How to Become an Award Winning Business – Edistech’s Journey – Part 4

Team business meeting

EDIStech becoming an Award Winning Company – Part 4


Aligning the company through weekly and daily meetings

Recap of previous blog

In my last blog I talked about the importance of listening and observing when you are new to a leadership role. Talk with all your staff in a neutral location preferably offsite in a café or similar. Let them talk about their frustrations and what they see could be done better within the organisation. Prioritise these points and act on some easy ones quickly to build momentum and build personal credibility.

Daily and Weekly Meetings Build Consistency

This week I want to talk about setting up a regime of Daily and Weekly meetings. The purpose of these are to keep focus on the issues needing resolution and later to align all staff with a set of values that are the company’s D&A. I instigated a weekly staff meeting (all employees) and a daily scrum meeting for our software developers of 15 to 20 minutes maximum.

Weekly staff meeting (Approx 1-1.5 hours)

The thing about staff meetings is that the agenda needs to be thought out clearly so the “buy in” to the meeting is high by all staff.

I set the agenda and forwarded this to all staff so they knew in advance what was to be covered. The agenda followed the same pattern until that pattern needed to change. In general the agenda covered;


  • Weekly Wins – New clients on-boarded or additional business from existing clients.

  • Business Development Manager’s Report – Prospects in the pipeline

  • Marketing Manager’s Report – What marketing activity was coming up and a review of marketing activity just completed.

  • General Manager Report – I would summarize the Good and the Bad from that week as I saw it. The key thing was what we learned from the Bad that needed to change.

I would also train all staff on some aspect of the Business. In EDIS’s evolution these topics covered things like; effective communication, explaining our strategic planning process and the expectation on staff from this process, understanding the company’s KPIs (which I had developed) and reviewing our recent results against these indicators. I also spent a lot of time training our team on our Values – (A dedicated Blog on our Values is coming!)

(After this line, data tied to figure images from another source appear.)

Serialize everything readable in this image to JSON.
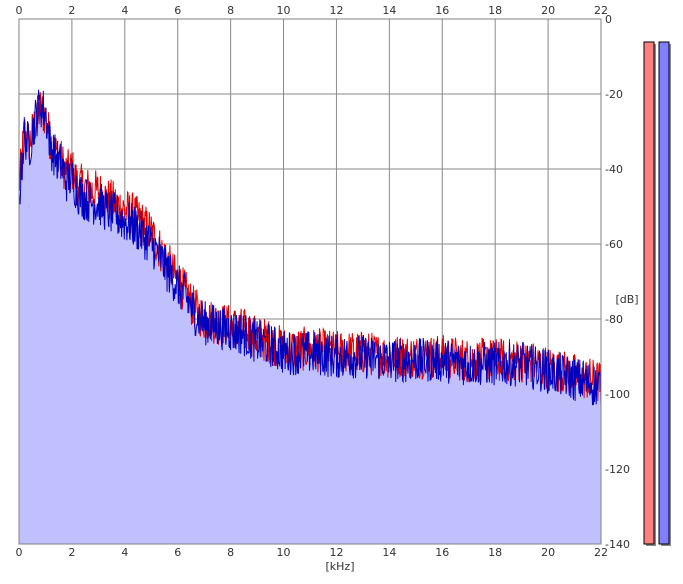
{
  "chart_data": {
    "type": "area",
    "xlabel": "[kHz]",
    "ylabel": "[dB]",
    "xlim": [
      0,
      22
    ],
    "ylim": [
      -140,
      0
    ],
    "x_ticks": [
      0,
      2,
      4,
      6,
      8,
      10,
      12,
      14,
      16,
      18,
      20,
      22
    ],
    "y_ticks": [
      0,
      -20,
      -40,
      -60,
      -80,
      -100,
      -120,
      -140
    ],
    "grid": true,
    "series": [
      {
        "color": "#e00000",
        "fill": "none",
        "points": [
          [
            0,
            -45
          ],
          [
            0.2,
            -30
          ],
          [
            0.4,
            -33
          ],
          [
            0.6,
            -28
          ],
          [
            0.8,
            -24
          ],
          [
            1.0,
            -26
          ],
          [
            1.2,
            -33
          ],
          [
            1.4,
            -36
          ],
          [
            1.6,
            -38
          ],
          [
            1.8,
            -41
          ],
          [
            2.0,
            -40
          ],
          [
            2.2,
            -44
          ],
          [
            2.5,
            -45
          ],
          [
            2.8,
            -46
          ],
          [
            3.0,
            -46
          ],
          [
            3.3,
            -48
          ],
          [
            3.6,
            -49
          ],
          [
            4.0,
            -51
          ],
          [
            4.3,
            -52
          ],
          [
            4.6,
            -54
          ],
          [
            5.0,
            -57
          ],
          [
            5.3,
            -61
          ],
          [
            5.6,
            -65
          ],
          [
            6.0,
            -70
          ],
          [
            6.3,
            -73
          ],
          [
            6.6,
            -77
          ],
          [
            7.0,
            -80
          ],
          [
            7.5,
            -81
          ],
          [
            8.0,
            -82
          ],
          [
            8.5,
            -83
          ],
          [
            9.0,
            -85
          ],
          [
            9.5,
            -86
          ],
          [
            10.0,
            -88
          ],
          [
            11.0,
            -88
          ],
          [
            12.0,
            -89
          ],
          [
            13.0,
            -89
          ],
          [
            14.0,
            -90
          ],
          [
            15.0,
            -90
          ],
          [
            16.0,
            -90
          ],
          [
            17.0,
            -91
          ],
          [
            18.0,
            -91
          ],
          [
            19.0,
            -91
          ],
          [
            20.0,
            -93
          ],
          [
            21.0,
            -95
          ],
          [
            22.0,
            -97
          ]
        ]
      },
      {
        "color": "#0000c0",
        "fill": "#c0c0ff",
        "points": [
          [
            0,
            -48
          ],
          [
            0.2,
            -31
          ],
          [
            0.4,
            -34
          ],
          [
            0.6,
            -27
          ],
          [
            0.8,
            -23
          ],
          [
            1.0,
            -25
          ],
          [
            1.2,
            -34
          ],
          [
            1.4,
            -37
          ],
          [
            1.6,
            -39
          ],
          [
            1.8,
            -43
          ],
          [
            2.0,
            -42
          ],
          [
            2.2,
            -46
          ],
          [
            2.5,
            -48
          ],
          [
            2.8,
            -49
          ],
          [
            3.0,
            -49
          ],
          [
            3.3,
            -51
          ],
          [
            3.6,
            -52
          ],
          [
            4.0,
            -54
          ],
          [
            4.3,
            -55
          ],
          [
            4.6,
            -57
          ],
          [
            5.0,
            -60
          ],
          [
            5.3,
            -63
          ],
          [
            5.6,
            -67
          ],
          [
            6.0,
            -71
          ],
          [
            6.3,
            -74
          ],
          [
            6.6,
            -78
          ],
          [
            7.0,
            -81
          ],
          [
            7.5,
            -82
          ],
          [
            8.0,
            -83
          ],
          [
            8.5,
            -84
          ],
          [
            9.0,
            -86
          ],
          [
            9.5,
            -87
          ],
          [
            10.0,
            -89
          ],
          [
            11.0,
            -89
          ],
          [
            12.0,
            -90
          ],
          [
            13.0,
            -90
          ],
          [
            14.0,
            -91
          ],
          [
            15.0,
            -91
          ],
          [
            16.0,
            -91
          ],
          [
            17.0,
            -92
          ],
          [
            18.0,
            -92
          ],
          [
            19.0,
            -92
          ],
          [
            20.0,
            -94
          ],
          [
            21.0,
            -96
          ],
          [
            22.0,
            -98
          ]
        ]
      }
    ],
    "level_meters": [
      {
        "color": "#ff8080",
        "level": 1.0
      },
      {
        "color": "#8080ff",
        "level": 1.0
      }
    ]
  }
}
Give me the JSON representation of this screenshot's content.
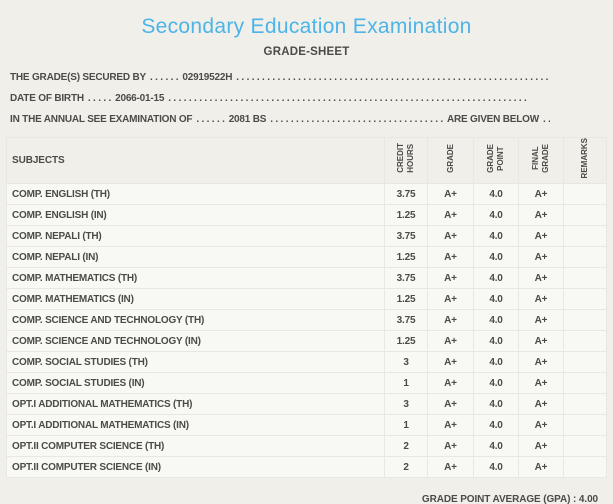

  • System Improvements – As a collective, we picked a system or procedure within the company that needed improving. We discussed how we could improve the system. Then the GM would draw up an action plan to implement the improvements. At each weekly meeting

we discussed progress against the action plan and those responsible for delivery would report their progress.

NB: A key learning of mine from the start of my career was that; “You only get what you measure”

So holding staff and management to account against a set of action plans and asking them to report on progress was a great incentive for ensuring they delivered.

Daily Scrum Meeting (only for the Software Developers) 15-20 min max

EDIS had a history of going over the time budget for projects. So I instigated a Daily Scrum Meeting. This consisted of a Scrum Board in our meeting room which listed all jobs currently being worked on and the developers working on each job. In affect this meeting was a WIP meeting. But again we held staff accountable to delivery dates on key project milestones. These milestones were clearly written on the board. With this transparency around projects we improved our “On Time” project delivery.

Instigating a weekly and daily meeting regime I believe was vital to building momentum. I also believed that total transparency and understanding of both our strategy and our financials was important to build commitment and Buy In. EDIS had a 100% developer turnover per year, so commitment and buy in was critically important to stem this bleeding of experience.

Every quarter I would present the financials to all staff against our revenue, sales and overheads budget. Again this was to build trust, increase transparency and to build a team culture.

Quarterly Review Meetings:

I also conducted a quarterly Review Meetings with the management team. At this meeting we reviewed where we were against our Strategic Plan. Our plan details the actions required and the completion dates. So this meeting was to ensure we were on track to achieve these deadlines. We also identified Red Flags where delivery dates may be compromised. Therefore we had an opportunity to either revisit the delivery date or add more resource to the project.

Again, its all about keeping that momentum going.